Normal β2M levels in CSF are very low. A rise above 1.8 mg/L is associated with leptomeningial leukemia and lymphoma. However, the test is not very specific. Levels of β2M in CSF increase in HIV infected individuals, and the raise is proportional to the duration of infection. It has been recommended as a parameter for prognostication of neurological disease in HIV.
β2M is produced in parotid glands of primary Sjogren's syndrome. Consequently β2M increases in saliva of these patients. Though the sensitivity of this test is around 50 per cent it may be used as a supplementary diagnostic test in Sjogren's syndrome.
Normally 95 per cent of β2 M is filtered through the glomerulus and 99.9 per cent filtered β2 M is reabsorbed by proximal tubules. Increased urinary excretion of β2 M is observed as a result of diminished tubular reabsorption when the proximal tubules are damaged. Consequently, it is used as a parameter of renal proximal tubular function.
Cadmium is widely used in industry, causing exposure of the workers and environmental pollution because of its presence in the biosystems. β2M excretion in urine is widely used as a marker of cadmium toxicity. Mortality rates increase proportionately with the amount of β2M excretion in urine.
Although an increase in urinary β2M level is reported to be very useful for the diagnosis of tubulointerstitial involvement, urinary β2M does not always provide evidence of absence of tubulointerstitial changes in normal range, Suzuki et al reported that the immunological study of renal β2M deposition is more reliable than urinary β2M in identifying renal dysfunction and renal injury .

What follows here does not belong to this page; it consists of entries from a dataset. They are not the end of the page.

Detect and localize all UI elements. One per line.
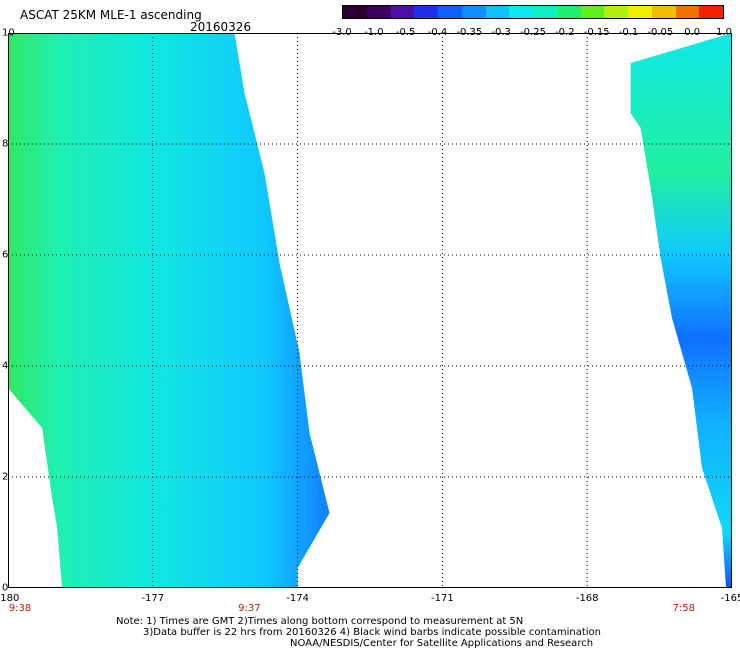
y-tick-label: 6 — [2, 249, 9, 261]
colorbar-segment — [580, 6, 605, 18]
colorbar-tick-label: -0.35 — [456, 27, 483, 38]
note-line-2: 3)Data buffer is 22 hrs from 20160326 4)… — [143, 627, 601, 638]
colorbar-segment — [699, 6, 723, 18]
swath-time-label: 7:58 — [672, 603, 695, 614]
map-plot — [8, 33, 732, 588]
colorbar-segment — [390, 6, 415, 18]
colorbar-segment — [651, 6, 676, 18]
colorbar — [342, 5, 724, 19]
colorbar-tick-label: -3.0 — [332, 27, 352, 38]
colorbar-segment — [485, 6, 510, 18]
colorbar-segment — [366, 6, 391, 18]
map-date: 20160326 — [190, 20, 252, 34]
colorbar-tick-label: -1.0 — [364, 27, 384, 38]
x-tick-label: -165 — [720, 593, 740, 604]
swath-time-label: 9:38 — [8, 603, 32, 614]
map-frame — [8, 33, 732, 588]
note-line-3: NOAA/NESDIS/Center for Satellite Applica… — [290, 638, 594, 649]
colorbar-segment — [414, 6, 438, 18]
colorbar-segment — [461, 6, 486, 18]
y-tick-label: 10 — [2, 27, 15, 39]
y-tick-label: 8 — [2, 138, 9, 150]
y-tick-label: 0 — [2, 582, 9, 594]
x-tick-label: -180 — [0, 593, 20, 604]
y-tick-label: 2 — [2, 471, 9, 483]
colorbar-segment — [628, 6, 652, 18]
x-tick-label: -171 — [431, 593, 454, 604]
colorbar-tick-label: -0.5 — [395, 27, 416, 38]
x-tick-label: -177 — [141, 593, 165, 604]
colorbar-tick-label: -0.4 — [427, 27, 448, 38]
colorbar-segment — [343, 6, 367, 18]
note-line-1: Note: 1) Times are GMT 2)Times along bot… — [116, 616, 524, 627]
x-tick-label: -174 — [286, 593, 309, 604]
colorbar-segment — [509, 6, 533, 18]
swath-east — [630, 33, 732, 588]
swath-west — [8, 33, 330, 588]
swath-time-label: 9:37 — [238, 603, 261, 614]
colorbar-segment — [533, 6, 557, 18]
colorbar-segment — [556, 6, 581, 18]
map-title: ASCAT 25KM MLE-1 ascending — [20, 8, 202, 22]
colorbar-segment — [438, 6, 462, 18]
y-tick-label: 4 — [2, 360, 9, 372]
colorbar-tick-label: -0.3 — [491, 27, 511, 38]
colorbar-segment — [604, 6, 628, 18]
x-tick-label: -168 — [575, 593, 599, 604]
colorbar-segment — [675, 6, 700, 18]
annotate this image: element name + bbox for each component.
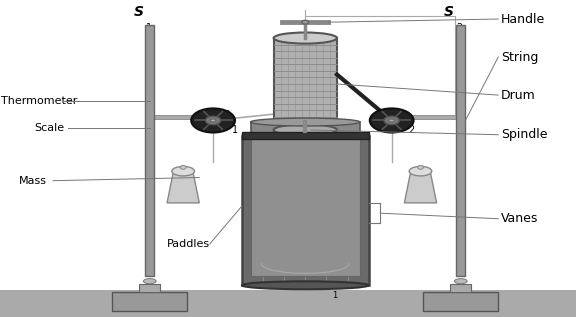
- Text: 2: 2: [408, 125, 414, 135]
- Bar: [457, 108, 464, 262]
- Text: Thermometer: Thermometer: [1, 96, 78, 107]
- Text: Drum: Drum: [501, 88, 536, 102]
- Ellipse shape: [251, 118, 360, 126]
- Bar: [146, 115, 213, 119]
- Text: M: M: [321, 282, 331, 292]
- Bar: [139, 284, 160, 292]
- Bar: [251, 122, 360, 136]
- Ellipse shape: [210, 119, 216, 122]
- Text: 1: 1: [146, 23, 153, 33]
- Ellipse shape: [206, 116, 221, 125]
- Bar: [145, 25, 154, 276]
- Text: 2: 2: [456, 23, 463, 33]
- Ellipse shape: [409, 166, 432, 176]
- Text: Spindle: Spindle: [501, 128, 548, 141]
- Bar: [242, 132, 369, 139]
- Bar: [450, 284, 471, 292]
- Ellipse shape: [180, 165, 186, 169]
- Text: P: P: [397, 109, 405, 122]
- Text: Paddles: Paddles: [167, 239, 210, 249]
- Ellipse shape: [370, 108, 414, 133]
- Bar: [242, 136, 369, 285]
- Ellipse shape: [242, 281, 369, 289]
- Text: Vanes: Vanes: [501, 212, 539, 225]
- Polygon shape: [167, 171, 199, 203]
- Bar: [456, 25, 465, 276]
- Ellipse shape: [302, 20, 309, 24]
- Bar: [0, 290, 576, 317]
- Bar: [392, 115, 464, 119]
- Bar: [112, 292, 187, 311]
- Text: S: S: [444, 5, 453, 19]
- Ellipse shape: [143, 279, 156, 284]
- Text: Mass: Mass: [18, 176, 47, 186]
- Text: 1: 1: [232, 125, 238, 135]
- Ellipse shape: [191, 108, 235, 133]
- Ellipse shape: [454, 279, 467, 284]
- Text: Scale: Scale: [35, 123, 65, 133]
- Ellipse shape: [384, 116, 399, 125]
- Text: Handle: Handle: [501, 12, 545, 26]
- Bar: [423, 292, 498, 311]
- Polygon shape: [404, 171, 437, 203]
- Ellipse shape: [418, 165, 423, 169]
- Text: S: S: [134, 5, 143, 19]
- Text: String: String: [501, 50, 539, 64]
- Bar: [146, 108, 153, 262]
- Text: P: P: [222, 109, 229, 122]
- Ellipse shape: [274, 33, 337, 44]
- Text: 1: 1: [332, 291, 337, 300]
- Ellipse shape: [172, 166, 195, 176]
- Ellipse shape: [274, 124, 337, 136]
- Bar: [274, 38, 337, 130]
- Ellipse shape: [389, 119, 395, 122]
- Bar: [251, 139, 360, 276]
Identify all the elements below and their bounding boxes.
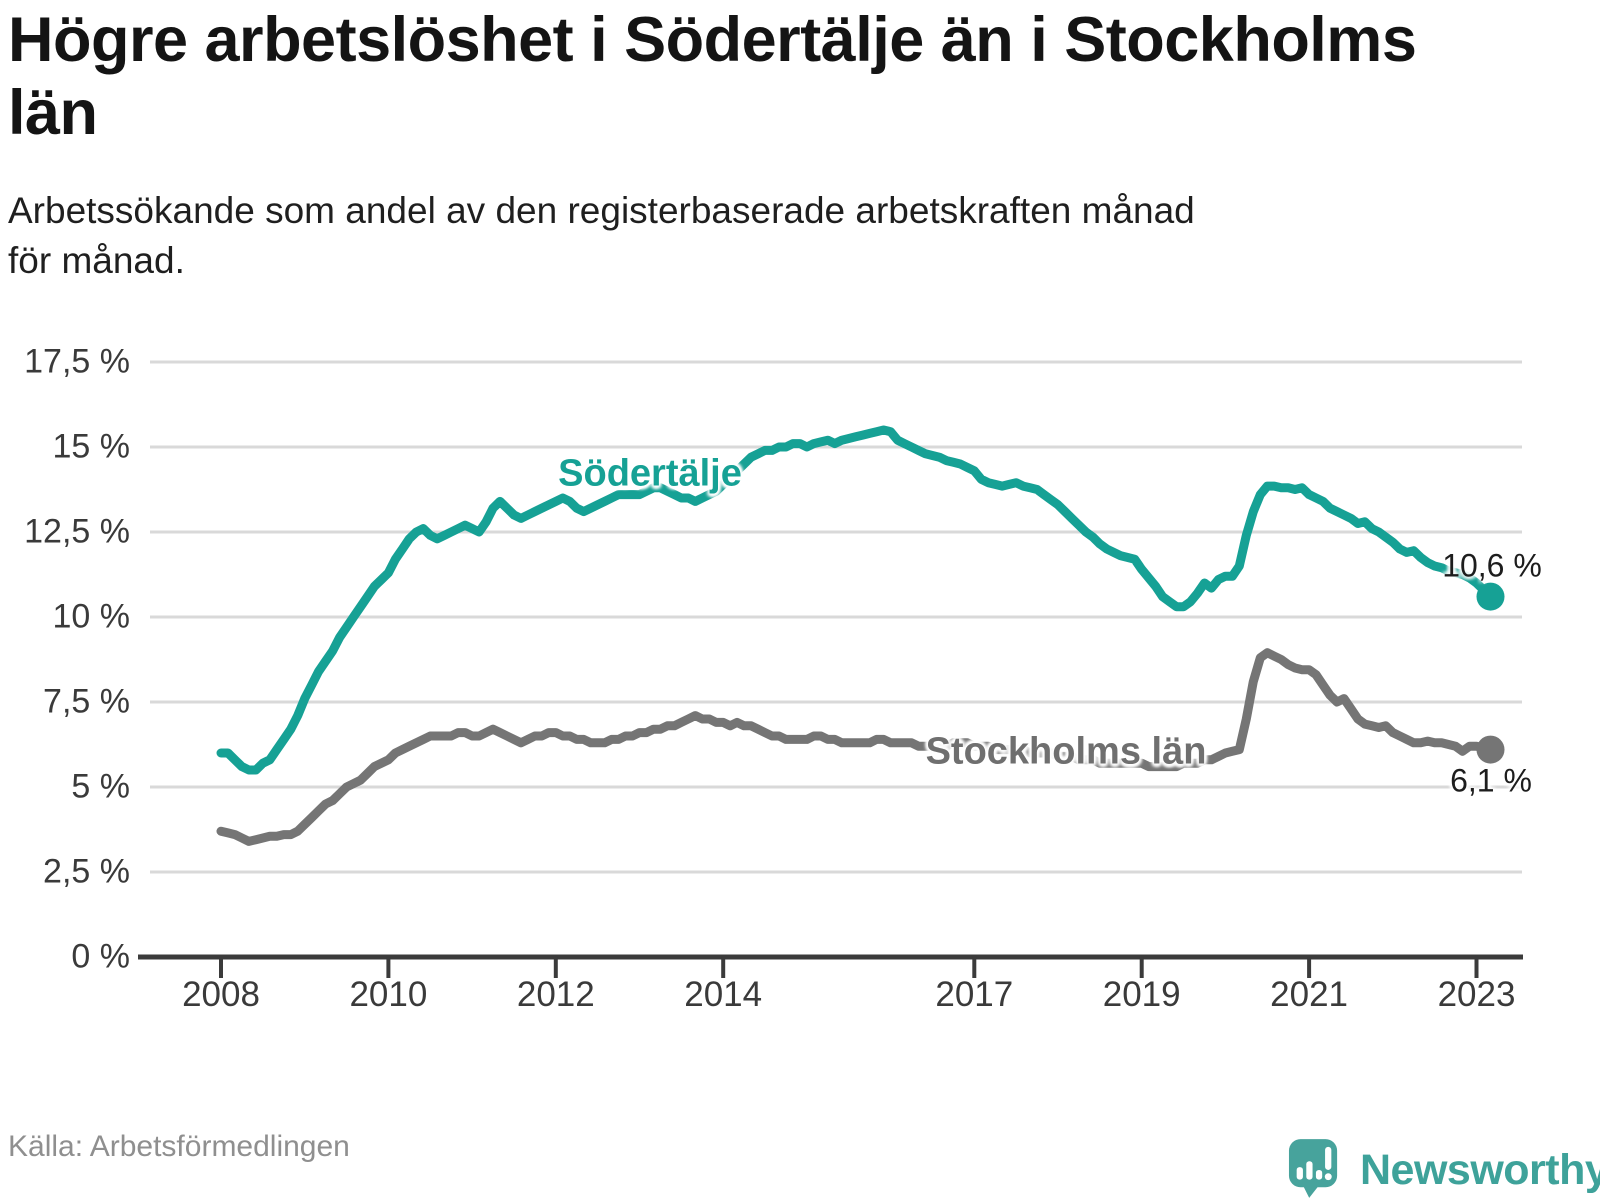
end-value-label-sodertalje: 10,6 %: [1442, 547, 1542, 584]
y-tick-label: 17,5 %: [24, 342, 130, 381]
y-tick-label: 5 %: [71, 767, 130, 806]
series-line-stockholms-lan: [216, 648, 1495, 846]
end-dot-stockholms-lan: [1476, 735, 1505, 764]
series-label-sodertalje: Södertälje: [558, 452, 742, 495]
y-tick-label: 15 %: [52, 427, 131, 466]
newsworthy-logo-icon: [1288, 1139, 1338, 1198]
y-tick-label: 7,5 %: [43, 682, 130, 721]
x-tick-label: 2019: [1102, 975, 1181, 1014]
y-tick-label: 0 %: [71, 937, 130, 976]
x-tick-label: 2023: [1437, 975, 1516, 1014]
y-tick-label: 2,5 %: [43, 852, 130, 891]
newsworthy-logo: Newsworthy: [1288, 1138, 1600, 1200]
newsworthy-logo-text: Newsworthy: [1360, 1145, 1600, 1194]
y-tick-label: 12,5 %: [24, 512, 130, 551]
chart-subtitle: Arbetssökande som andel av den registerb…: [8, 190, 1195, 281]
y-tick-label: 10 %: [52, 597, 131, 636]
series-line-sodertalje: [216, 425, 1495, 775]
x-tick-label: 2021: [1270, 975, 1349, 1014]
x-tick-label: 2017: [935, 975, 1014, 1014]
end-dot-sodertalje: [1476, 582, 1505, 611]
page-title: Högre arbetslöshet i Södertälje än i Sto…: [8, 5, 1417, 148]
series-label-stockholms-lan: Stockholms län: [925, 730, 1207, 773]
x-tick-label: 2014: [684, 975, 763, 1014]
x-tick-label: 2008: [182, 975, 260, 1014]
source-caption: Källa: Arbetsförmedlingen: [8, 1130, 350, 1163]
x-tick-label: 2012: [516, 975, 595, 1014]
x-tick-label: 2010: [349, 975, 428, 1014]
end-value-label-stockholms-lan: 6,1 %: [1450, 762, 1532, 799]
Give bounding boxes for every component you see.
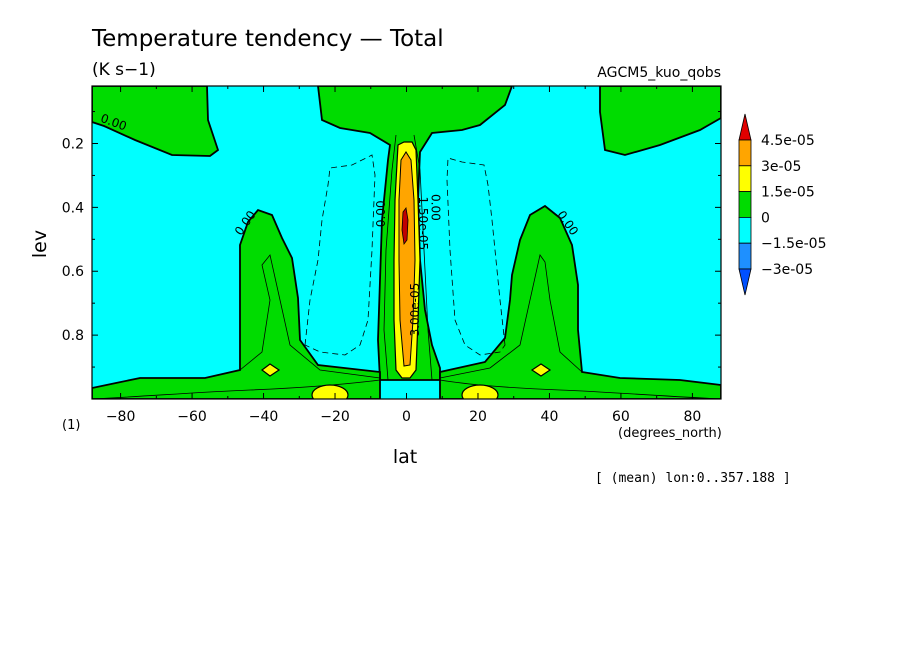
x-tick-label: −80 [106,409,136,425]
thin-contour-right [439,254,583,379]
colorbar-segment-bottom [738,268,752,296]
thin-contour-left [239,254,381,379]
colorbar-segment [738,191,752,218]
green-region-right-arm [439,204,721,399]
chart-title: Temperature tendency — Total [91,26,444,52]
contour-label: 0.00 [429,194,443,221]
x-axis-units: (degrees_north) [618,426,722,441]
colorbar: 4.5e-05 3e-05 1.5e-05 0 −1.5e-05 −3e-05 [738,113,826,296]
y-axis-units: (1) [62,418,80,433]
dashed-contours [304,154,506,356]
x-tick-label: 60 [612,409,630,425]
orange-region-core [398,151,416,367]
x-tick-label: 40 [541,409,559,425]
contour-label: 0.00 [374,200,388,227]
red-region-core [401,207,409,246]
thin-contour-central-left [383,134,397,381]
colorbar-label: 1.5e-05 [761,185,815,201]
contour-plot-area: 0.000.00 0.00 0.000.001.50e-053.00e-05 [92,86,721,399]
thin-contour-central-right [413,134,433,381]
green-region-left-arm [92,208,381,399]
subset-note: [ (mean) lon:0..357.188 ] [595,471,791,486]
yellow-diamond-left [261,363,281,377]
x-axis: −80 −60 −40 −20 0 20 40 60 80 [106,86,701,425]
y-tick-label: 0.8 [62,328,84,344]
contour-label: 3.00e-05 [408,283,422,337]
thin-contour-bottom-left [92,379,381,399]
y-tick-label: 0.6 [62,264,84,280]
x-tick-label: −40 [249,409,279,425]
contour-lines-thin [92,134,721,399]
colorbar-label: −3e-05 [761,262,813,278]
colorbar-segment-top [738,113,752,141]
y-tick-label: 0.2 [62,136,84,152]
y-axis: 0.2 0.4 0.6 0.8 [62,111,721,400]
y-axis-title: lev [29,230,51,258]
colorbar-segment [738,165,752,193]
thin-contour-bottom-right [439,379,721,399]
colorbar-label: 0 [761,210,770,226]
contour-label: 1.50e-05 [416,196,430,250]
green-region-top-right [599,86,721,156]
x-tick-label: −60 [177,409,207,425]
x-tick-label: 80 [683,409,701,425]
colorbar-label: 3e-05 [761,159,801,175]
yellow-blob-right [461,384,499,399]
yellow-blob-left [311,384,349,399]
green-region-top-left [92,86,220,157]
y-tick-label: 0.4 [62,200,84,216]
colorbar-segment [738,242,752,270]
x-tick-label: 20 [469,409,487,425]
x-axis-title: lat [393,446,417,468]
x-tick-label: 0 [402,409,411,425]
colorbar-label: 4.5e-05 [761,133,815,149]
x-tick-label: −20 [320,409,350,425]
yellow-diamond-right [530,363,552,377]
dashed-contour-left [304,154,376,356]
colorbar-segment [738,139,752,167]
colorbar-segment [738,216,752,244]
colorbar-label: −1.5e-05 [761,236,826,252]
dataset-label: AGCM5_kuo_qobs [597,65,721,81]
chart-units: (K s−1) [92,60,156,80]
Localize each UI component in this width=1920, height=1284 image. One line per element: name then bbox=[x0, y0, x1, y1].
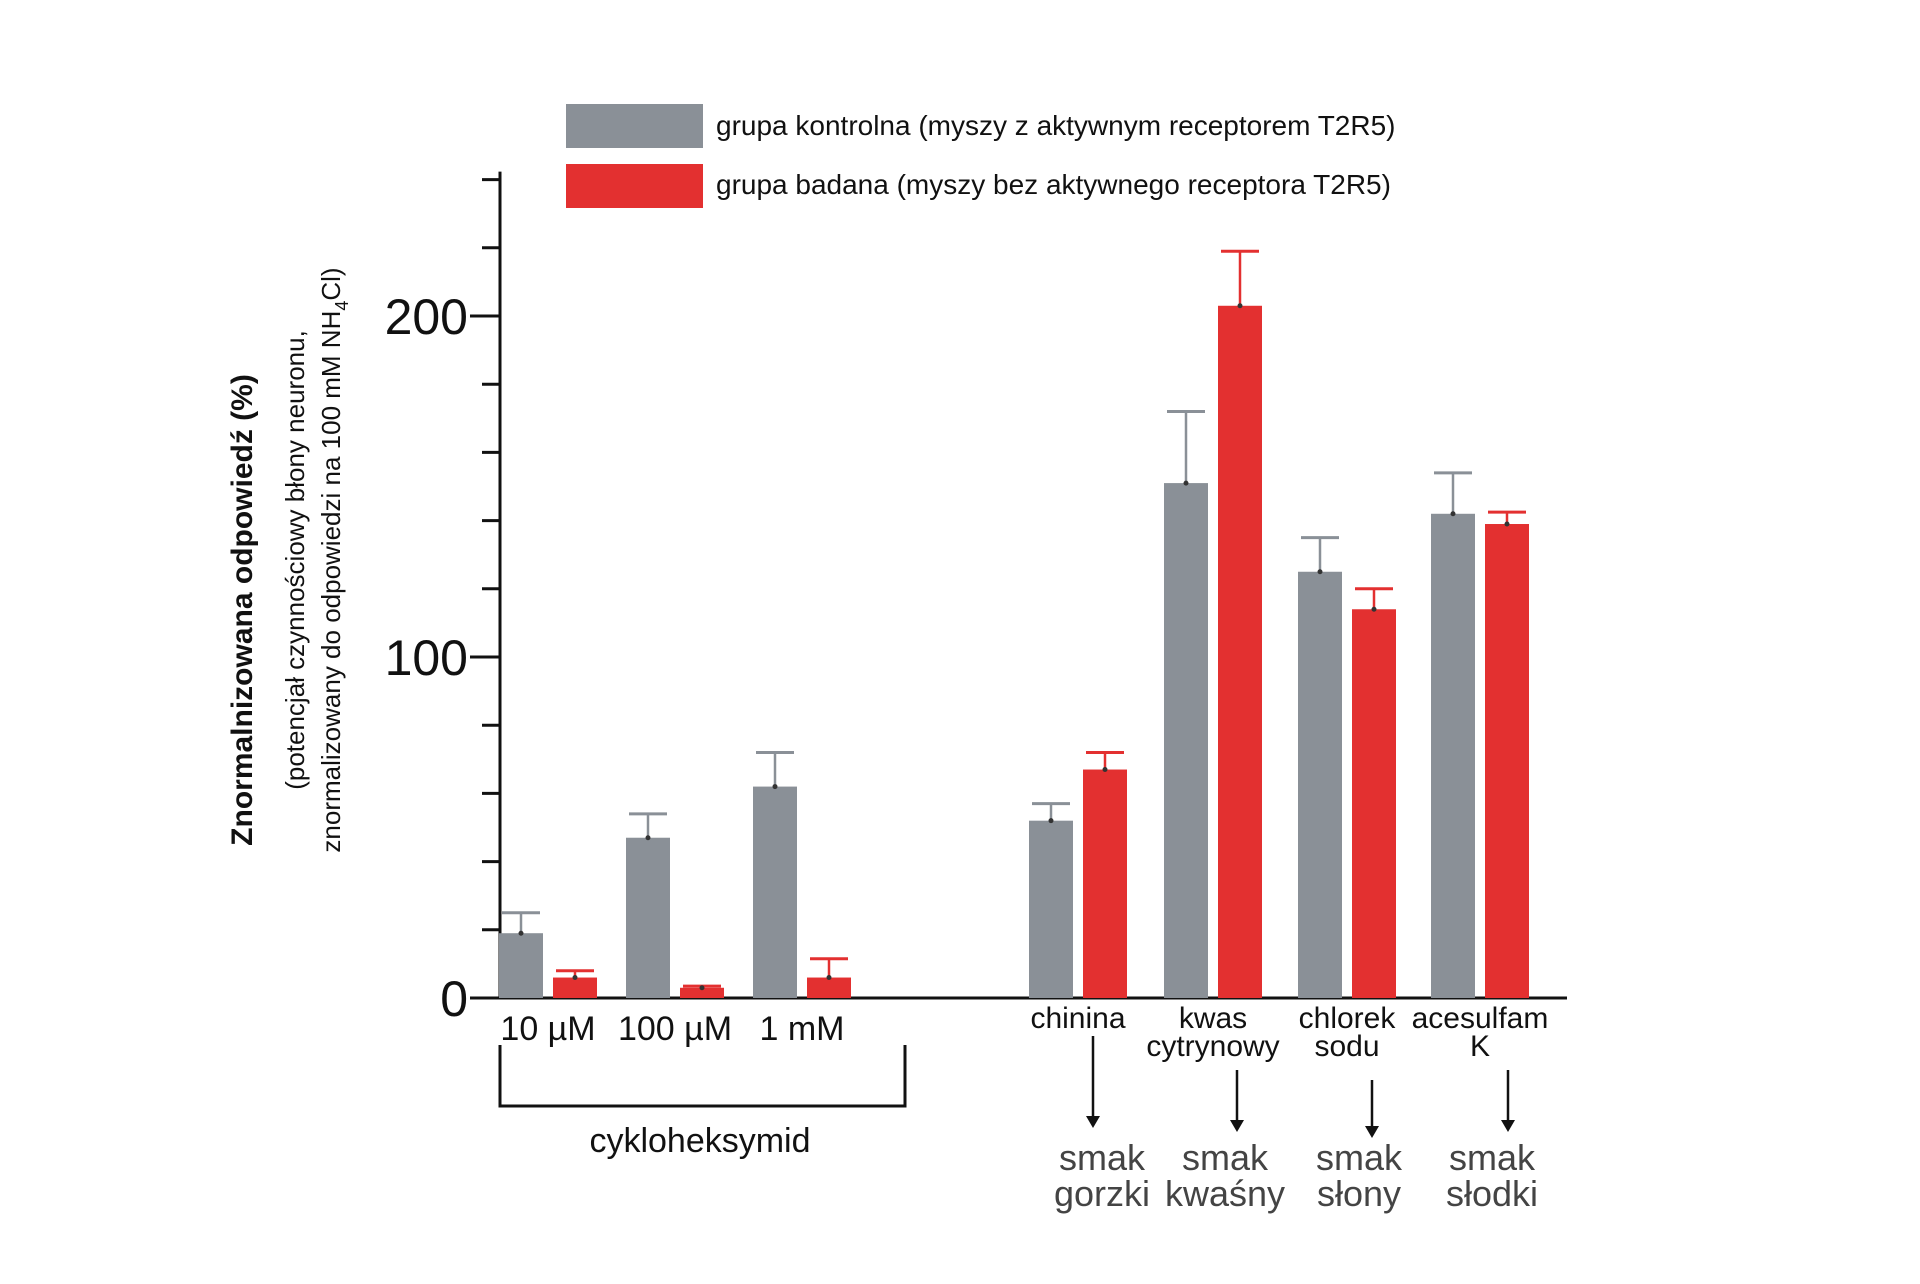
taste-label: słodki bbox=[1446, 1173, 1538, 1214]
bar bbox=[1352, 609, 1396, 998]
error-bar-mean-dot bbox=[518, 930, 524, 936]
y-tick-label: 200 bbox=[385, 289, 468, 345]
bar bbox=[1431, 513, 1475, 998]
category-label: 1 mM bbox=[760, 1010, 845, 1048]
taste-arrow-head bbox=[1365, 1126, 1379, 1138]
category-label: cytrynowy bbox=[1146, 1030, 1279, 1063]
taste-label: smak bbox=[1182, 1137, 1269, 1178]
bar bbox=[1298, 571, 1342, 998]
bar bbox=[1029, 820, 1073, 998]
error-bar-mean-dot bbox=[1504, 521, 1510, 527]
category-label: 10 µM bbox=[500, 1010, 595, 1048]
error-bar-mean-dot bbox=[1237, 303, 1243, 309]
y-axis-label-sub-2: znormalizowany do odpowiedzi na 100 mM N… bbox=[316, 267, 352, 852]
error-bar-mean-dot bbox=[826, 975, 832, 981]
y-axis-label-subscript: 4 bbox=[332, 301, 352, 311]
taste-arrow-head bbox=[1501, 1120, 1515, 1132]
y-axis-label-sub-2-end: Cl) bbox=[316, 267, 346, 300]
category-label: chinina bbox=[1030, 1002, 1125, 1035]
bar bbox=[680, 987, 724, 998]
y-tick-label: 100 bbox=[385, 630, 468, 686]
y-tick-label: 0 bbox=[440, 971, 468, 1027]
taste-label: smak bbox=[1059, 1137, 1146, 1178]
category-label: 100 µM bbox=[618, 1010, 732, 1048]
error-bar-mean-dot bbox=[645, 835, 651, 841]
y-axis-label-main: Znormalnizowana odpowiedź (%) bbox=[226, 374, 259, 846]
bar bbox=[1164, 483, 1208, 999]
cycloheximide-bracket: cykloheksymid bbox=[498, 1045, 907, 1160]
axes: 0 100 200 bbox=[385, 171, 1567, 1027]
legend-label-control: grupa kontrolna (myszy z aktywnym recept… bbox=[716, 110, 1396, 141]
bars bbox=[499, 305, 1529, 999]
y-axis-label-sub-2-text: znormalizowany do odpowiedzi na 100 mM N… bbox=[316, 311, 346, 853]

Sodarblam et al reported that pleural fluid β2 M was 86 per cent specific at 91 per cent sensitivity in the diagnosis of Rheumatoid arthritis. They opined that pleural fluid β2M along with thymidilate kinase could be used as a marker to differentiate Rheumatoid arthritis and Tubercular pleural effusions .
As a part of continuous search for surrogate markers for diagnosis and management of AIDS patients, in an article that appeared in this issue, Rao et al proposed serum β2M level as the most useful surrogate marker for prognostication of disease progression in HIV infected patients. They found markedly elevated Serum β2M in all HIV patients irrespective of the stage of disease and the levels were proportionately higher in advanced cases. Similar findings were reported from other parts of the world as well . While, it is true that β2 M may be elevated in HIV patients, current life conditions of the patient must be taken into consideration for interpretation of results, as β2 M is known to be high in non-HIV infected needle users and many other disease conditions. Further, analysis of data from Veterans Affair Committee study on AIDS while confirming HIV RNA level and CD4 count taken together as valid predictor of HIV disease progression, did not find any correlation of β2 M with disease progression . Trials to use it as a surrogate marker in monitoring therapeutic effects in AIDS have not yielded positive results.
The value of estimating β2M seems to be its cost effectiveness and simplicity of procedure. While, considering its usefulness as dignostic or prognostic tool, we will be well advised to remember that it is one among a long list of surrogate markers. Using a cost effective combination of surrogate markers appears to be the right proposition for our set up.